Through the transom windows in Dr. Samuelss orderly office, they could see the rose garden. It was designed in plots and descending terraces, the plants segregated by colour of flower and type. A few bushes still had blooms on them, despite the lateness of the year, the cold nights, the rare frost in the mornings. Soon, however, the heavy blossoms would die. Gardeners would cut the bushes back for a dormant winter. But they would renew themselves in the spring, and the circle of life would continue.

They watched the little party wander on the gravel paths among the plants. They were a study in contrasts: Gillian and her sister, Lady Helen and Sergeant Havers, and far behind them the two nurses, their forms hidden beneath the long capes they wore against the wind-blown afternoon.

Lynley turned from the sight and saw Dr. Samuels watching him thoughtfully from behind his desk, his intelligent face carefully devoid of expression.

“You knew she’d had a baby,” Lynley said. “From her admission physical, I should guess.”

“Yes.”

“Why didn’t you tell me?”

“I didn’t trust you,” Samuels replied and added, “then. Whatever fragile bond I could hope to develop with Roberta by keeping that to myself was far more important than sharing the information with you and running the risk of your blurting it out to her.” He tempered his words. “It was, after all, privileged information.”

“What’s going to happen to them?” Lynley asked.

“They’re going to survive.”

“How can you know that?”

“They’re beginning to understand that they were his victims. That’s the first step.” Samuels took off his spectacles and polished them on the interior of his jacket. His lean face was tired. He had heard it all before.

“I don’t understand how they survived this long;”

“They coped.”

“How?”

The doctor gave a final glance to his spectacles and put them back on. He adjusted their position carefully. He’d worn them for years, and deep, painful indentations had been created on either side of his nose from their pressure. “For Gillian it appears to have been what we call dissociation, a way of subdividing the self so that she could pretend to have or be those things which she couldn’t really have or couldn’t really be.”

“Such as?”

“Normal feelings, for one. Normal relationships for another. She called it being a mirror, just reflecting the behaviour of those round her. It’s a defence. It protected her from feeling anything about what was happening to her.”

“How?”

“She wasn’t a ‘real person,’ so nothing her father did could really touch or hurt her.”

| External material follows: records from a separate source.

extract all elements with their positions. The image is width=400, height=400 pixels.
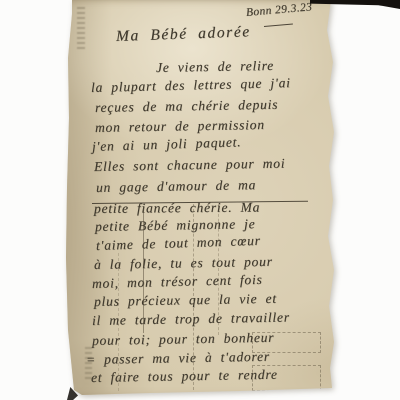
letter-line: t'aime de tout mon cœur [96, 233, 261, 254]
letter-line: à la folie, tu es tout pour [94, 254, 273, 273]
grid-impression-box [252, 365, 321, 391]
letter-line: j'en ai un joli paquet. [92, 134, 242, 155]
salutation-line: Ma Bébé adorée [116, 23, 251, 46]
fold-line [143, 206, 144, 333]
fold-line [218, 204, 219, 335]
letter-line: pour toi; pour ton bonheur [92, 330, 275, 349]
grid-impression-box [252, 332, 321, 353]
letter-line: la plupart des lettres que j'ai [91, 75, 291, 96]
date-line: Bonn 29.3.23 [245, 1, 312, 19]
edge-stamp-mark-top [77, 7, 85, 49]
letter-line: = passer ma vie à t'adorer [86, 349, 270, 368]
letter-line: reçues de ma chérie depuis [95, 97, 279, 116]
letter-line: petite Bébé mignonne je [95, 216, 256, 235]
letter-line: Je viens de relire [156, 58, 274, 76]
letter-line: un gage d'amour de ma [96, 177, 256, 196]
letter-line: plus précieux que la vie et [94, 291, 277, 310]
letter-paper: Bonn 29.3.23 Ma Bébé adorée Je viens de … [0, 0, 400, 400]
edge-stamp-mark-bottom [85, 347, 92, 379]
fold-line [118, 253, 119, 391]
letter-line: Elles sont chacune pour moi [94, 156, 286, 175]
letter-line: il me tarde trop de travailler [92, 310, 290, 329]
date-underline [264, 23, 293, 27]
letter-line: mon retour de permission [95, 117, 265, 136]
fold-line [193, 204, 194, 390]
letter-scan: Bonn 29.3.23 Ma Bébé adorée Je viens de … [0, 0, 400, 400]
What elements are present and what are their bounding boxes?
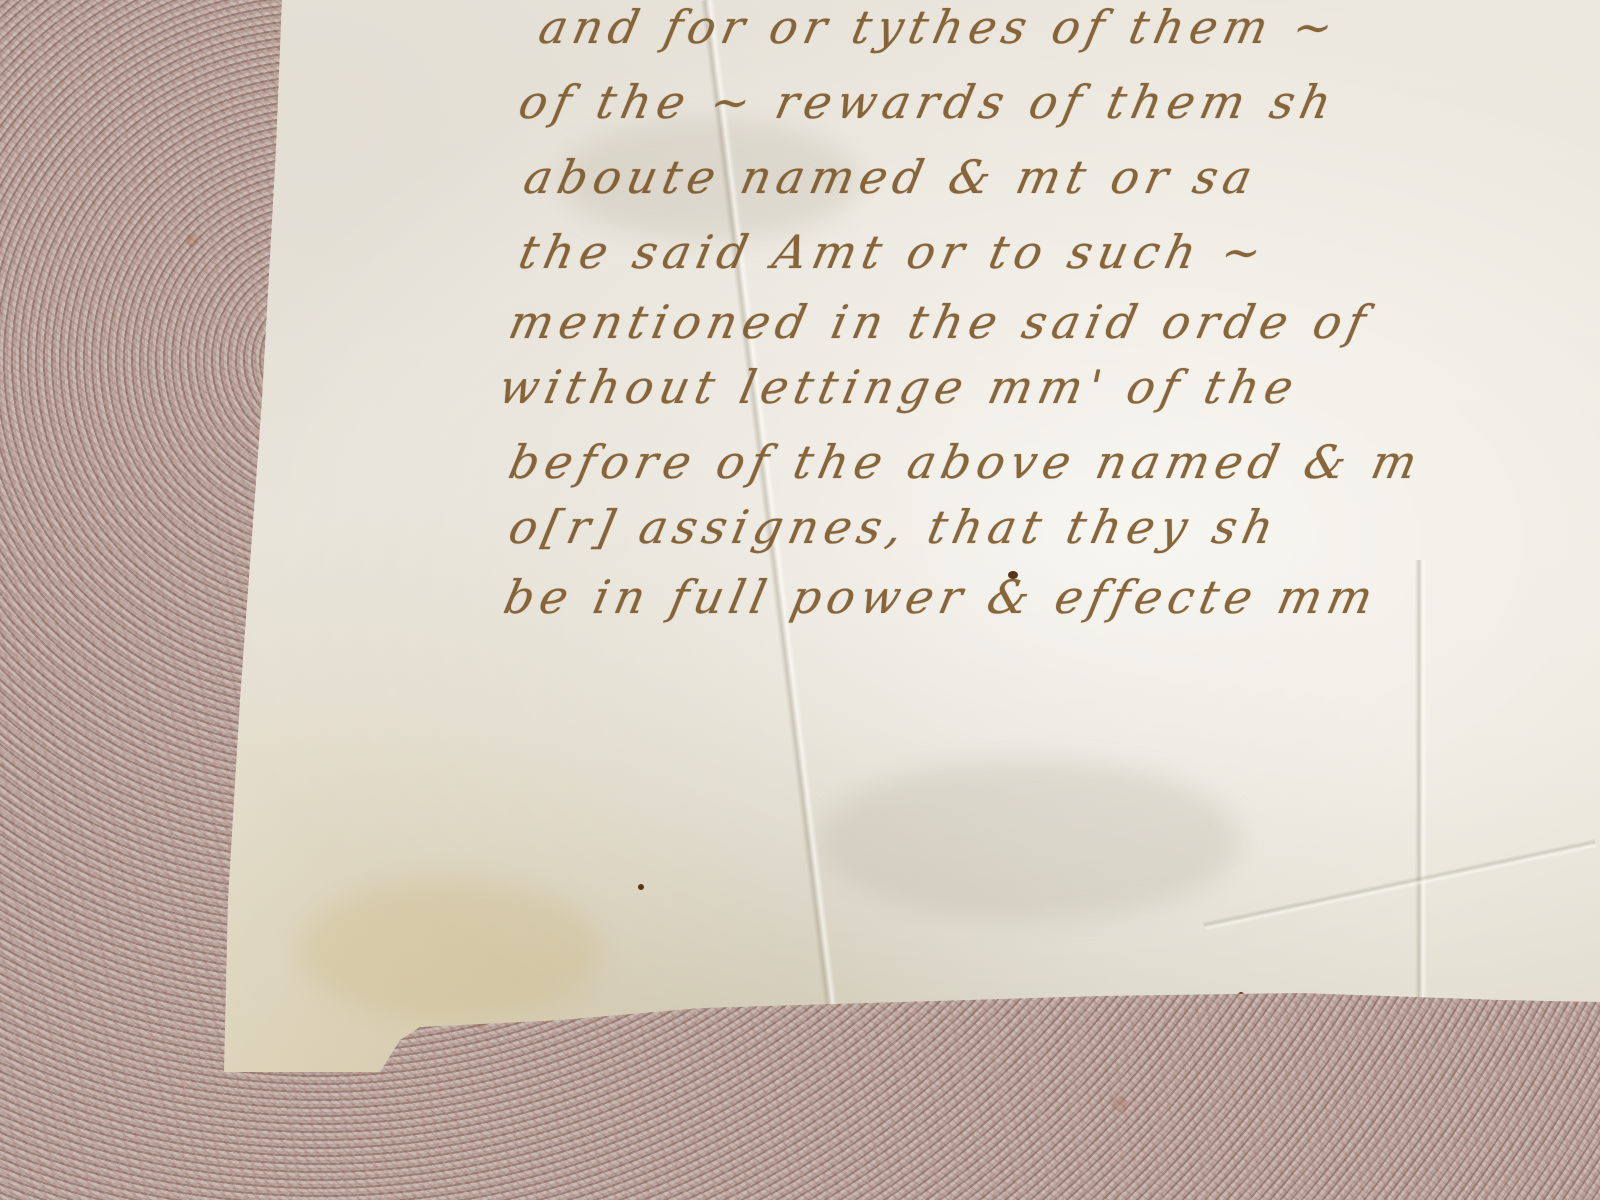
stain	[820, 760, 1240, 920]
text-line-7: before of the above named & m	[504, 435, 1428, 489]
text-line-5: mentioned in the said orde of	[504, 295, 1376, 349]
text-line-9: be in full power & effecte mm	[499, 570, 1383, 624]
text-line-6: without lettinge mm' of the	[494, 360, 1304, 414]
text-line-4: the said Amt or to such ~	[514, 225, 1272, 279]
text-line-8: o[r] assignes, that they sh	[504, 500, 1284, 554]
text-line-2: of the ~ rewards of them sh	[514, 75, 1342, 129]
text-line-3: aboute named & mt or sa	[519, 150, 1263, 204]
stain	[300, 880, 600, 1020]
text-line-1: and for or tythes of them ~	[534, 0, 1344, 54]
ink-blot	[1008, 571, 1018, 579]
ink-speck	[638, 884, 644, 890]
fold-crease	[1415, 560, 1427, 1010]
fold-crease	[1203, 839, 1596, 932]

“Everyone in the village describes her in an entirely different way.”

“Yes. That’s the behaviour. Gillian simply mirrored them. Taking it to its furthest extreme, it becomes multiple personalities, but she seems to have prevented that from occurring. In itself, that’s remarkable, considering what she went through.”

“What about Roberta?”

The psychiatrist frowned. “She didn’t cope as well as Gillian,” he admitted.

Lynley gave a last glance out the window and returned to his seat, a worn upholstered chair: resting place, no doubt, for hundreds of tormented psyches. “Is that why she ate?”

“As a way of escaping? No, I don’t think so. I’d say it was more an act of self-destruction.”

“I don’t understand.”

“The abused child feels he or she has done something wrong and is being punished for it. Roberta may well have eaten because the abuse led her to despise herself—her ‘wickedness’—and destroying her body was a scourging. That’s one explanation.” The doctor hesitated.

“And the other?”

“Hard to say. It could be that she tried to stop the abuse the only way she knew how. Short of suicide, what better way than to destroy her body, to make herself as un-Gilly-like as possible. That way, her father wouldn’t want her sexually.”